A lot of heat has been coming down on sound-mixer Michael Minkle for dissing sound-mixer Kevin O’Connell who’s been Oscar-nominated and lost 19 times, last Sunday night during an Oscar press conference. “I think Kevin should go away with 19 nominations,” he said. “Kevin is an okay mixer, but he should take up another line of work.”

A lot of industry people have voiced anger at Minkle for these words. Editor Walter Murch allegedly sent out an e-mail yesterday condemning Minkle for his words, and now Minke himself has sent out an e-mailed apology (which was sent to be by a big-city reporter who wants anonymity):

“Gentlemen, Friends, and Colleagues,

“A very unfortunate situation has developed because of my stupid answers to some inappropriate questions. I did not seek this spotlight√É‚Äö√Ǭ≠ — the press did, as they have in the past. It was wrong of them to ask the questions, and wrong, wrong, wrong of me to answer them the way that I did.

“I apologize to all of you for creating a messy situation, and exposing the appearance of any dissention among our ranks.

“The press has been asking me questions about Kevin since 2002. They continue to hound me with the same questions again and again, and this time I lost control, using bad choices of words and bitter sarcasm. The award should be about the work—period.

“It is always my concern to preserve the Oscars’ significance to the filmmaking community and its international audience. My thoughts got away from me at an emotional time, and that I regret.

“My response to the last question was off-the-cuff sarcasm meant as humor. However it seems that it has caused even greater reaction…shock. I wanted to end the questioning and those words came out. Not funny. I am very sorry. The time and place was wrong for any of it.

“Adding sentiment to this unfortunate situation has of course been the sorrowful passing of Skippy O’Connell.” (He means Kevin O’Connell’s mom, who died last Sunday night.) ” My sincere condolences go out to the entire O’Connell family.

“I have been in communication with Kevin directly, and I wish the best for him in the future.
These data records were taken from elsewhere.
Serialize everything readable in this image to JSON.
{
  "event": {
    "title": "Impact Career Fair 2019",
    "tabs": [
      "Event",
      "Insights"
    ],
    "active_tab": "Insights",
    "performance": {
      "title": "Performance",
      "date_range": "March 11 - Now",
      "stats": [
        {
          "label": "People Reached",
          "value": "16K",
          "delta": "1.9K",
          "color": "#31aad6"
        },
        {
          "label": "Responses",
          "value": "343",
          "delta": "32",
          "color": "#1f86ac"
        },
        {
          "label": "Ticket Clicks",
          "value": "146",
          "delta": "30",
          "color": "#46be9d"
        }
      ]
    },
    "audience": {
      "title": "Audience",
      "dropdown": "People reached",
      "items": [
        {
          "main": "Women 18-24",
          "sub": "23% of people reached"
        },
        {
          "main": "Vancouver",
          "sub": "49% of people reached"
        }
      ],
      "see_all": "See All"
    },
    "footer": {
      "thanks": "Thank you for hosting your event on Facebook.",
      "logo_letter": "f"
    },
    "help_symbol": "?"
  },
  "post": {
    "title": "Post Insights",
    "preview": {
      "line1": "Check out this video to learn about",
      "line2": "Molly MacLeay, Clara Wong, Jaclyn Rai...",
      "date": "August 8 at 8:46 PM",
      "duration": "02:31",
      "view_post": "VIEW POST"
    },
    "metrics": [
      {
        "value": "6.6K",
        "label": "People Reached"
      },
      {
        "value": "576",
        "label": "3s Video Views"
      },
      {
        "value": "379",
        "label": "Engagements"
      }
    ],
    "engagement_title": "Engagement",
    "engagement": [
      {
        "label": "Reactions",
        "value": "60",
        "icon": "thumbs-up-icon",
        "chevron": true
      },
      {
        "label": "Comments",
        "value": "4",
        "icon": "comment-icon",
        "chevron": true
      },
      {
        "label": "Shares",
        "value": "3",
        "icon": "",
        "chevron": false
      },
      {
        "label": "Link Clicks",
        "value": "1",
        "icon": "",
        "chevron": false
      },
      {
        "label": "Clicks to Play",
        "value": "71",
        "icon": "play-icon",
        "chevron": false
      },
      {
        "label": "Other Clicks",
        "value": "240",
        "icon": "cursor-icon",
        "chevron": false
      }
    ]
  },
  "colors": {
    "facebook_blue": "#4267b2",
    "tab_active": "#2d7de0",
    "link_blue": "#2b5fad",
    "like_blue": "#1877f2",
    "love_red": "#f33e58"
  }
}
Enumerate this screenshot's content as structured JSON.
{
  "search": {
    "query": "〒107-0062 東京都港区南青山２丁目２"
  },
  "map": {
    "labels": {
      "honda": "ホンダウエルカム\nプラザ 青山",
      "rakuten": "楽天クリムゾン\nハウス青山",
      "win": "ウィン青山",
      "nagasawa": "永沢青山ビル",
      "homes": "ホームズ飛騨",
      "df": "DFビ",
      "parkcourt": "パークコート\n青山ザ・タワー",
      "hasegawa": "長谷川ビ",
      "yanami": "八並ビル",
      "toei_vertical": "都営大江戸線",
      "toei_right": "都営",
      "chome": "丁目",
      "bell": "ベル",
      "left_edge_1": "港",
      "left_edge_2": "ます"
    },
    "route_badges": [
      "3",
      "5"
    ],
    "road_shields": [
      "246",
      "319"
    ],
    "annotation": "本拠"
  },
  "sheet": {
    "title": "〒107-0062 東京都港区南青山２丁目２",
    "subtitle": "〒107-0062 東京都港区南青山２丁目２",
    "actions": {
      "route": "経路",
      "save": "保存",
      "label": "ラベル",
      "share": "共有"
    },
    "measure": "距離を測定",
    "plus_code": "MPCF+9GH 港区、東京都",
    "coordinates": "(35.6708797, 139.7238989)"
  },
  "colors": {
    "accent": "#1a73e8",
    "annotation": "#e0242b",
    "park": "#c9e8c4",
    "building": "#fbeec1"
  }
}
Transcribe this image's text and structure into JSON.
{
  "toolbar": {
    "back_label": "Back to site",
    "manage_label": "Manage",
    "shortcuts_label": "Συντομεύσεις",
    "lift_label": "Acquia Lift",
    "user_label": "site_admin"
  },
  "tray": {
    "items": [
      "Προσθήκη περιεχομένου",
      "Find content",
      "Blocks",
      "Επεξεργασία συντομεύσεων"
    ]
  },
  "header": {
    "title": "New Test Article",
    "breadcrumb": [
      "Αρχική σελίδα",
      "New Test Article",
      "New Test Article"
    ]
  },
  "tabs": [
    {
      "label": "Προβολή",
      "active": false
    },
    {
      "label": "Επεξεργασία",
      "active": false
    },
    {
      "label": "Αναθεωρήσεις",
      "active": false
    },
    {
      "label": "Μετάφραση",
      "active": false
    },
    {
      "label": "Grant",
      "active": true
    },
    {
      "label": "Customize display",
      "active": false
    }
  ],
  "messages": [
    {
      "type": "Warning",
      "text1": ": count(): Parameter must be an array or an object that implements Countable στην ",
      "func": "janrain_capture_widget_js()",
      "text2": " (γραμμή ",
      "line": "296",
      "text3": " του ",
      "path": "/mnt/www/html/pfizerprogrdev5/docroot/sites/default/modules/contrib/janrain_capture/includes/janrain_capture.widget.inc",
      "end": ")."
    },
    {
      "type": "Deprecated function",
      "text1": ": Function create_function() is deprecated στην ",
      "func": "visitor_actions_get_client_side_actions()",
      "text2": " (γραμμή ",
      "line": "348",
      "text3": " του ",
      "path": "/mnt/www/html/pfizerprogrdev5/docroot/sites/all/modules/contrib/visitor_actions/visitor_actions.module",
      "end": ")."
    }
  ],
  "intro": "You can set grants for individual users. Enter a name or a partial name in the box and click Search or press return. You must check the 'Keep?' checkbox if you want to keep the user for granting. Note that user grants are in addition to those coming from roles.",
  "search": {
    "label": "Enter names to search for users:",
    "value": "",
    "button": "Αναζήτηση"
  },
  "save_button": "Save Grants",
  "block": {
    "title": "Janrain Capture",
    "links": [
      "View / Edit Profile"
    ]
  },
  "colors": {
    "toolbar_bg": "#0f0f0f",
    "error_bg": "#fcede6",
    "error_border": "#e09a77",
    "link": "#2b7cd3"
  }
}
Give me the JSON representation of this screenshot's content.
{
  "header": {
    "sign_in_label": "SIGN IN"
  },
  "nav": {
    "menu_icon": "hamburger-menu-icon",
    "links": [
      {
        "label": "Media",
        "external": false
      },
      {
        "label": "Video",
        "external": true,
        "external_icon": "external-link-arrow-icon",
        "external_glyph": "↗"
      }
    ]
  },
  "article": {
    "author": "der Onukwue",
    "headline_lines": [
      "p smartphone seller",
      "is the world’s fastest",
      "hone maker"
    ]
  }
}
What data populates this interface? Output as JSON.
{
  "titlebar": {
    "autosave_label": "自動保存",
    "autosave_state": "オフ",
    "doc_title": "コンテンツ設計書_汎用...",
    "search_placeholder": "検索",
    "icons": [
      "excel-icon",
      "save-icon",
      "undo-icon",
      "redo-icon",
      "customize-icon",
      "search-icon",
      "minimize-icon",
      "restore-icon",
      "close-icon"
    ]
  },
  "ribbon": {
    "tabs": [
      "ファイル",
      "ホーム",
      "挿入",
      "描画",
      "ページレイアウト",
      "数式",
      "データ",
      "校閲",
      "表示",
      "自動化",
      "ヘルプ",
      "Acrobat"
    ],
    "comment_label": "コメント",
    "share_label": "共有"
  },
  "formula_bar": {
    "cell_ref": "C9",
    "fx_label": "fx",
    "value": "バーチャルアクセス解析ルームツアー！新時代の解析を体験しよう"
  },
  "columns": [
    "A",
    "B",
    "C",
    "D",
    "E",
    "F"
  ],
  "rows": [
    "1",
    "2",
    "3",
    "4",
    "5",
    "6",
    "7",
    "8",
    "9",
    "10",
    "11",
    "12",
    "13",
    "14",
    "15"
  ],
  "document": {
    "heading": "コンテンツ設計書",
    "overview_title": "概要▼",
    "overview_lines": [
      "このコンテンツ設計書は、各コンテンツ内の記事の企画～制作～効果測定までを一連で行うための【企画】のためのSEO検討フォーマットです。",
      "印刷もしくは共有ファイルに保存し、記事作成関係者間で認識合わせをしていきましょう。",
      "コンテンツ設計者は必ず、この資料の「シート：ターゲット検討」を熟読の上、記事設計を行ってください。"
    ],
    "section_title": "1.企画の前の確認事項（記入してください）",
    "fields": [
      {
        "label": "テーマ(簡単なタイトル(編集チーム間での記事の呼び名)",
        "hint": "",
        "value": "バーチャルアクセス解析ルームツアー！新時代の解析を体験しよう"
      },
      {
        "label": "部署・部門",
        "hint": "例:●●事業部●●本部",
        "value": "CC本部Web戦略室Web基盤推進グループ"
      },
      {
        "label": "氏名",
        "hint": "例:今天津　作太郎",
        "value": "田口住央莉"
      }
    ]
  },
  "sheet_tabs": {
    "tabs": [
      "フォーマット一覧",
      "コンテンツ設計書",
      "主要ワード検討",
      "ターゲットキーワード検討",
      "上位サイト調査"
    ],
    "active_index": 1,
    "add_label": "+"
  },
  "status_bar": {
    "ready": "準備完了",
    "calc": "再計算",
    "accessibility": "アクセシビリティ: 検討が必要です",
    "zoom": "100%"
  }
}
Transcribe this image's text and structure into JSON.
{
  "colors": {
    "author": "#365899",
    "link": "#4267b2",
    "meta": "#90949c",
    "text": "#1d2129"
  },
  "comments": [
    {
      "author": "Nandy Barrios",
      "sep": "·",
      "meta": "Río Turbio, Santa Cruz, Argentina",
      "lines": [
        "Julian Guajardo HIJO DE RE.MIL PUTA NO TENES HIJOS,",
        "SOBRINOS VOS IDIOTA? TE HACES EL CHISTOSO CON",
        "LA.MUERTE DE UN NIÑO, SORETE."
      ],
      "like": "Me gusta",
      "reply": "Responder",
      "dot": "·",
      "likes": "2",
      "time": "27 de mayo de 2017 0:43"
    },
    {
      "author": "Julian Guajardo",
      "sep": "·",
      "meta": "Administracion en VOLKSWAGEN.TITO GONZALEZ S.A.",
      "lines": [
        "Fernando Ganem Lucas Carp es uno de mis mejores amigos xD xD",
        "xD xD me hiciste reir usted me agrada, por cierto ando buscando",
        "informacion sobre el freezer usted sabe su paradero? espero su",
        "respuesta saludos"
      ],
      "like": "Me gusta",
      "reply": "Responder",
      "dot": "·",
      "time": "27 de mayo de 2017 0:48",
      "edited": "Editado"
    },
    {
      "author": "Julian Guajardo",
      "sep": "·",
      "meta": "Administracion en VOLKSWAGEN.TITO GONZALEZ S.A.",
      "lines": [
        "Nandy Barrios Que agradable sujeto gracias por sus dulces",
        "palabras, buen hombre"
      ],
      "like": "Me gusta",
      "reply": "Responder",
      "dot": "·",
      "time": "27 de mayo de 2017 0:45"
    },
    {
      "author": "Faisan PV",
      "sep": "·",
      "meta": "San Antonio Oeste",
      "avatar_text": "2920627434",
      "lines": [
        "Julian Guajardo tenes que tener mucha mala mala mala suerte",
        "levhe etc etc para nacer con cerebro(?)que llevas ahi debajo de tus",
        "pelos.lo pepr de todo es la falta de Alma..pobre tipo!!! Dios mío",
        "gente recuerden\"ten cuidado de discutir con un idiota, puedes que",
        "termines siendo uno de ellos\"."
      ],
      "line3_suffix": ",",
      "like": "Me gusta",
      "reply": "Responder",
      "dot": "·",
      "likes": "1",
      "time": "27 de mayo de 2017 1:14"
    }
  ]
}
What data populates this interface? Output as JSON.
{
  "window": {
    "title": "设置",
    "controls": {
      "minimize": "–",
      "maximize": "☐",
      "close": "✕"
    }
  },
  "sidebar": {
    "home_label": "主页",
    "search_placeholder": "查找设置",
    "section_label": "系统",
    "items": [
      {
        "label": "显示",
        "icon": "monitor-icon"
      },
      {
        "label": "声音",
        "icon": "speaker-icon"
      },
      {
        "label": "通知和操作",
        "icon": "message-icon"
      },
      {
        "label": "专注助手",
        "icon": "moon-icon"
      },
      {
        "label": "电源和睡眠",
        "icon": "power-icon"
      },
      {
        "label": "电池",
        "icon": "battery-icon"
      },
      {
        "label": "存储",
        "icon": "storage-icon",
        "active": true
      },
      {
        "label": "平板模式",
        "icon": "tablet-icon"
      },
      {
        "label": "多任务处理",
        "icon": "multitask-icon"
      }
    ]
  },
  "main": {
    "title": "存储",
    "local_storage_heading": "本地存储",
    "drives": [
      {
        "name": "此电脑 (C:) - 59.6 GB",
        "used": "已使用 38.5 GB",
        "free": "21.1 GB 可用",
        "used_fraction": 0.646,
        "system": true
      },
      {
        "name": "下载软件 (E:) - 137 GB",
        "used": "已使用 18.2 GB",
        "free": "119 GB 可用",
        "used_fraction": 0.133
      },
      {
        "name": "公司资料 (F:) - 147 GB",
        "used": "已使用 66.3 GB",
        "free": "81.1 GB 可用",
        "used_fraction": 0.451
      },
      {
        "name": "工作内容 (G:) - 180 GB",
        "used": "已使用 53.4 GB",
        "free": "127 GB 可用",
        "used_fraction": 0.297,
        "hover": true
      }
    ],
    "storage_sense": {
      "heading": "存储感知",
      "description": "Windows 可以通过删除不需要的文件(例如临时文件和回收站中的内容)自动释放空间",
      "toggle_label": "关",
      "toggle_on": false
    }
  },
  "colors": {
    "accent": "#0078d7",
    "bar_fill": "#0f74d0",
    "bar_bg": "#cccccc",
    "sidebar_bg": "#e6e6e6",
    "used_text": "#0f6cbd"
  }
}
I am sure that he will receive his due recognition on that same stage very soon, and I will be the first to congratulate him.

“In my career, I’m sure that I have accidentally hurt people, but I’ve never intentionally sought to do harm. I ask forgiveness from them. I have given shots and taken some, but I don’t believe that at any time, true malice was the objective.

“I appreciate you sharing your personal thoughts with me, as I always have. I now thank you for allowing me to share mine with you.